Ostatni element wymagał ode mnie dłuższej adaptacji po przejściu z dwójki. W mojej opinii jest znacznie lepiej, więcej można “wyklikać”.
Z drugiej strony Szkoda. Zniknął fizyczny przycisk, który mógłby służyć do włączenia / wyłączenia np. Spotify. Spokojnie można to zmapować z pomocą dodatkowych aplikacji jak Notify & Fitness.
Pulsometr
Wydaje mi się, że pomiar tętna został udoskonalony na tyle, że rzadko kiedy zwracane są parametry poza granicami błędu.
Nie jest tak precyzyjny, jak dedykowana opaska na klatkę (np. Garmin), ale analizując pomiary dokonane w trakcie kilku kolejnych sesji spinningowych, mieszczą się one w granicach błędów.
Brak fizycznego przycisku pod ekranem sprawił, że dokonujemy manualnego pomiaru poprzez dwukrotne tapnięcie dłużej (jakieś 2-3 sekundy). To utrudnienie.
Przynajmniej pomiar nie włączy się przypadkiem w trakcie np. kąpieli - tak było z dwójką.
Zatem do okazjonalnych pomiarów aktywności fizycznych - w tym spanie - Xiaomi Mi Band 3 może służyć perfekcyjnie.
Krokomierz
Trzeba przyznać, że krokomierz w dwójce był mocno nieprecyzyjny do takiego stopnia, że traktowałem go z przymrużeniem oka.
Zresztą do dziś tak pozostało, ale podobnie jak z optycznym czujnikiem pulsu, akcelerometr został ulepszony - brakuje jednak dokładniej informacji o tym module.
W końcu to nie jest poważny sprzęt sportowy, więc można spokojnie to zignorować.
Dyskretne wibracje w opasce
To chyba najważniejsza funkcjonalność, na którą zwracam uwagę od pierwszej wersji.
Dla mnie jako osoby niedosłyszącej taka wibracja jest bezcenna.
Dzięki temu mogę “usłyszeć”:
- każde przychodzące połączenie w hałasie,
- przefiltrowane powiadomienia z różnych aplikacji
- inteligentny, intymny budzik bez budzenia całego gospodarstwa domowego.

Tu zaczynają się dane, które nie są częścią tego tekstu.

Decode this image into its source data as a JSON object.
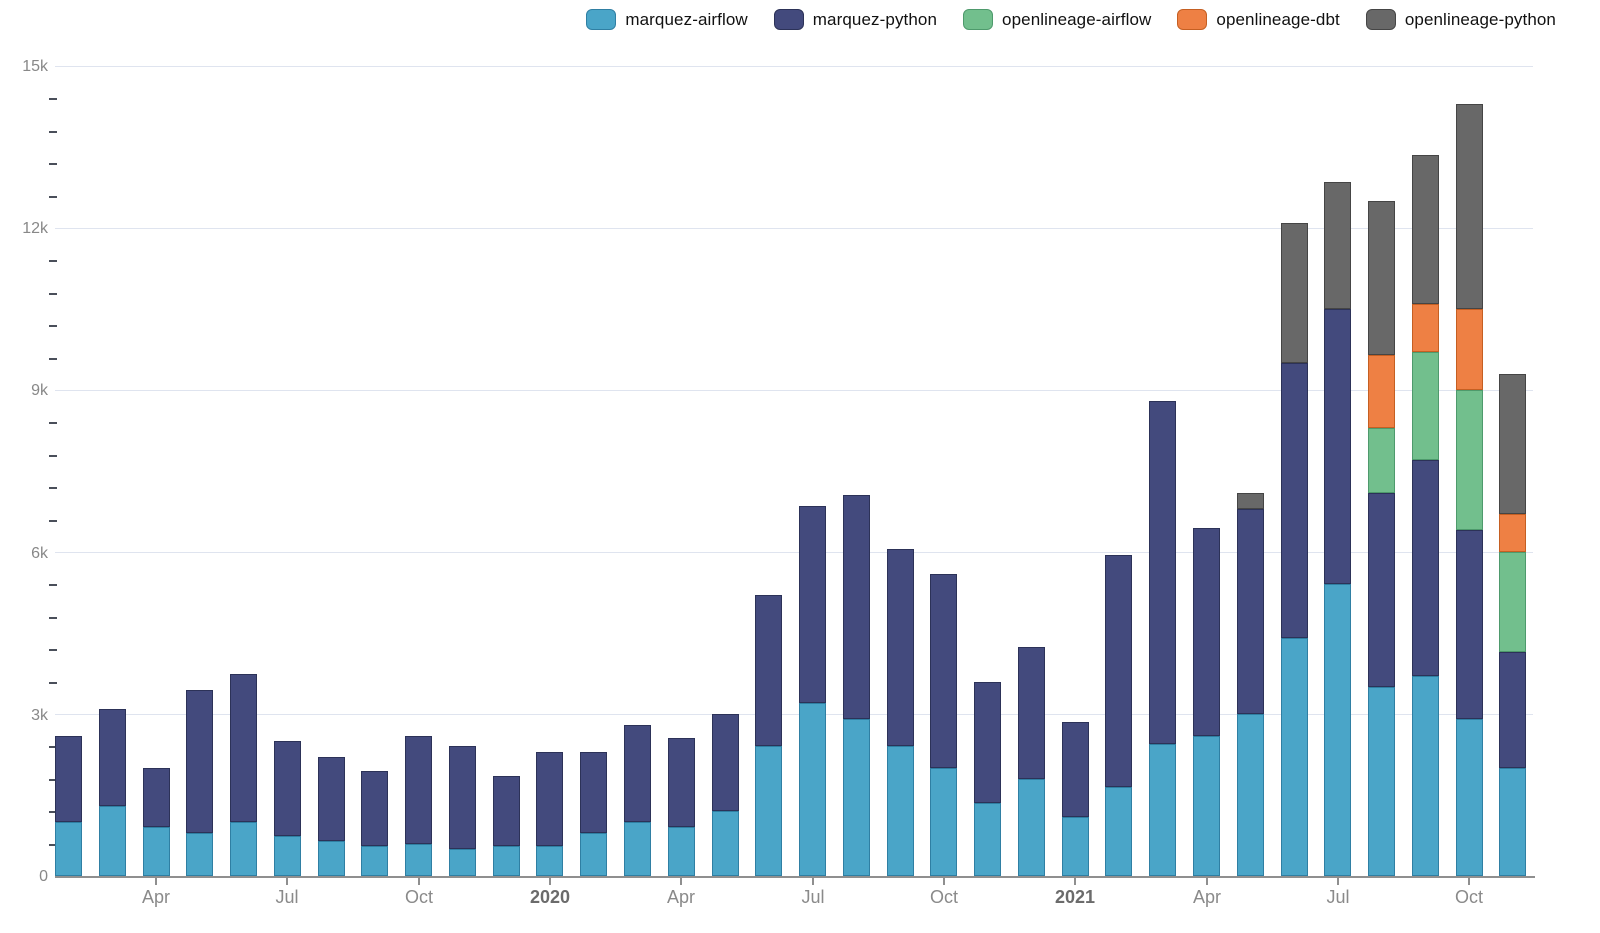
{
  "legend": {
    "items": [
      {
        "label": "marquez-airflow"
      },
      {
        "label": "marquez-python"
      },
      {
        "label": "openlineage-airflow"
      },
      {
        "label": "openlineage-dbt"
      },
      {
        "label": "openlineage-python"
      }
    ]
  },
  "chart_data": {
    "type": "bar",
    "stacked": true,
    "title": "",
    "xlabel": "",
    "ylabel": "",
    "ylim": [
      0,
      15000
    ],
    "grid": "horizontal",
    "legend_position": "top-right",
    "ytick_labels": [
      "0",
      "3k",
      "6k",
      "9k",
      "12k",
      "15k"
    ],
    "ytick_values": [
      0,
      3000,
      6000,
      9000,
      12000,
      15000
    ],
    "minor_tick_step": 600,
    "categories": [
      "Feb 2019",
      "Mar 2019",
      "Apr 2019",
      "May 2019",
      "Jun 2019",
      "Jul 2019",
      "Aug 2019",
      "Sep 2019",
      "Oct 2019",
      "Nov 2019",
      "Dec 2019",
      "Jan 2020",
      "Feb 2020",
      "Mar 2020",
      "Apr 2020",
      "May 2020",
      "Jun 2020",
      "Jul 2020",
      "Aug 2020",
      "Sep 2020",
      "Oct 2020",
      "Nov 2020",
      "Dec 2020",
      "Jan 2021",
      "Feb 2021",
      "Mar 2021",
      "Apr 2021",
      "May 2021",
      "Jun 2021",
      "Jul 2021",
      "Aug 2021",
      "Sep 2021",
      "Oct 2021",
      "Nov 2021"
    ],
    "xticks": [
      {
        "label": "Apr",
        "index": 2,
        "bold": false
      },
      {
        "label": "Jul",
        "index": 5,
        "bold": false
      },
      {
        "label": "Oct",
        "index": 8,
        "bold": false
      },
      {
        "label": "2020",
        "index": 11,
        "bold": true
      },
      {
        "label": "Apr",
        "index": 14,
        "bold": false
      },
      {
        "label": "Jul",
        "index": 17,
        "bold": false
      },
      {
        "label": "Oct",
        "index": 20,
        "bold": false
      },
      {
        "label": "2021",
        "index": 23,
        "bold": true
      },
      {
        "label": "Apr",
        "index": 26,
        "bold": false
      },
      {
        "label": "Jul",
        "index": 29,
        "bold": false
      },
      {
        "label": "Oct",
        "index": 32,
        "bold": false
      }
    ],
    "series": [
      {
        "name": "marquez-airflow",
        "color": "#4aa5c8",
        "border": "#2f7fa3",
        "values": [
          1000,
          1300,
          900,
          800,
          1000,
          750,
          650,
          550,
          600,
          500,
          550,
          550,
          800,
          1000,
          900,
          1200,
          2400,
          3200,
          2900,
          2400,
          2000,
          1350,
          1800,
          1100,
          1650,
          2450,
          2600,
          3000,
          4400,
          5400,
          3500,
          3700,
          2900,
          2000
        ]
      },
      {
        "name": "marquez-python",
        "color": "#434a7d",
        "border": "#2c3258",
        "values": [
          1600,
          1800,
          1100,
          2650,
          2750,
          1750,
          1550,
          1400,
          2000,
          1900,
          1300,
          1750,
          1500,
          1800,
          1650,
          1800,
          2800,
          3650,
          4150,
          3650,
          3600,
          2250,
          2450,
          1750,
          4300,
          6350,
          3850,
          3800,
          5100,
          5100,
          3600,
          4000,
          3500,
          2150
        ]
      },
      {
        "name": "openlineage-airflow",
        "color": "#72bf8d",
        "border": "#4e9a6c",
        "values": [
          0,
          0,
          0,
          0,
          0,
          0,
          0,
          0,
          0,
          0,
          0,
          0,
          0,
          0,
          0,
          0,
          0,
          0,
          0,
          0,
          0,
          0,
          0,
          0,
          0,
          0,
          0,
          0,
          0,
          0,
          1200,
          2000,
          2600,
          1850
        ]
      },
      {
        "name": "openlineage-dbt",
        "color": "#ee8044",
        "border": "#c55f22",
        "values": [
          0,
          0,
          0,
          0,
          0,
          0,
          0,
          0,
          0,
          0,
          0,
          0,
          0,
          0,
          0,
          0,
          0,
          0,
          0,
          0,
          0,
          0,
          0,
          0,
          0,
          0,
          0,
          0,
          0,
          0,
          1350,
          900,
          1500,
          700
        ]
      },
      {
        "name": "openlineage-python",
        "color": "#686868",
        "border": "#454545",
        "values": [
          0,
          0,
          0,
          0,
          0,
          0,
          0,
          0,
          0,
          0,
          0,
          0,
          0,
          0,
          0,
          0,
          0,
          0,
          0,
          0,
          0,
          0,
          0,
          0,
          0,
          0,
          0,
          300,
          2600,
          2350,
          2850,
          2750,
          3800,
          2600
        ]
      }
    ]
  }
}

Ta ostatnia rzecz to jest szczególnie bezcenna, gdy się ma niemowlę w domu, a chcesz wstać wcześnie na rower ;-)
Czas pracy Xiaomi Mi Band 3
W dobie dzisiejszych urządzeń przyzwyczailiśmy się, że pracują one krótko. Trzeba mieć dobrą baterię, by urządzenie pracowało więcej niż 2-3 doby. Xiaomi kolejny raz udowadnia, że może być inaczej. O ile Mi Band 2 pracowała niemal miesiąc na jedynym cyklu ładowania, o tyle jego nowszy odpowiednik ledwie kilka dni krócej - w zależności od konfiguracji.
W moim przypadku to pracuje mniej-więcej 2 tygodnie. Non stop monitoruje puls, nawet w nocy, gdy śpię, używam go sporadycznie na spinnigu i mam sporo powiadomień.

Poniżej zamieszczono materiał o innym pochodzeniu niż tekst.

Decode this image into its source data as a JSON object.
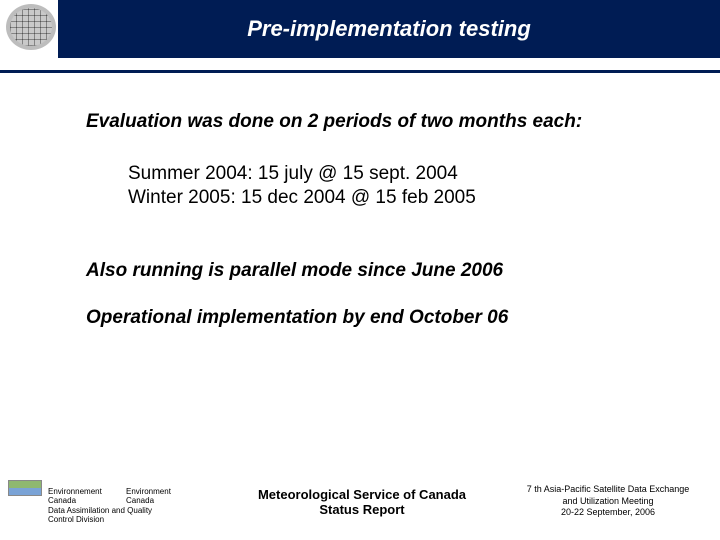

Mówicie, że krótko? Co powiecie na to, że pojemność akumulatorka to zaledwie 110 mAh? Whoah. Miałem okazję przetestować Vivofit 3 ze stajni Garmina (wkrótce opiszę) i na jednym cyklu pracował zaledwie 2-3 dni.
Tryby pracy Dzień / Noc
Pozwala na wprowadzanie trybu dziennego / nocnego tak, aby nie działały w nocy powiadomienia ani też ekran nie był jaśniejszy w nocy (czasem mocno daje po oczach).
Co poszło nie tak?
Nie wszystko udało się projektantom przy najnowszej odsłonie. Największą bolączką, odkąd pojawił się OLED, to brak widoczności ekranu przy pełnym słońcu.
Kolejna nowość, choć równie nie do końca przemyślana, to tzw. tarcze zegara. Można je modyfikować tylko z poziomu opaski (Więcej -> Ekran z symbolem koszulki), natomiast oficjalna aplikacja Mi Fit milczy o czymś takim. Szkoda, że są tylko 3 do wyboru, ale mam nadzieję na powiększenie listy do wyboru.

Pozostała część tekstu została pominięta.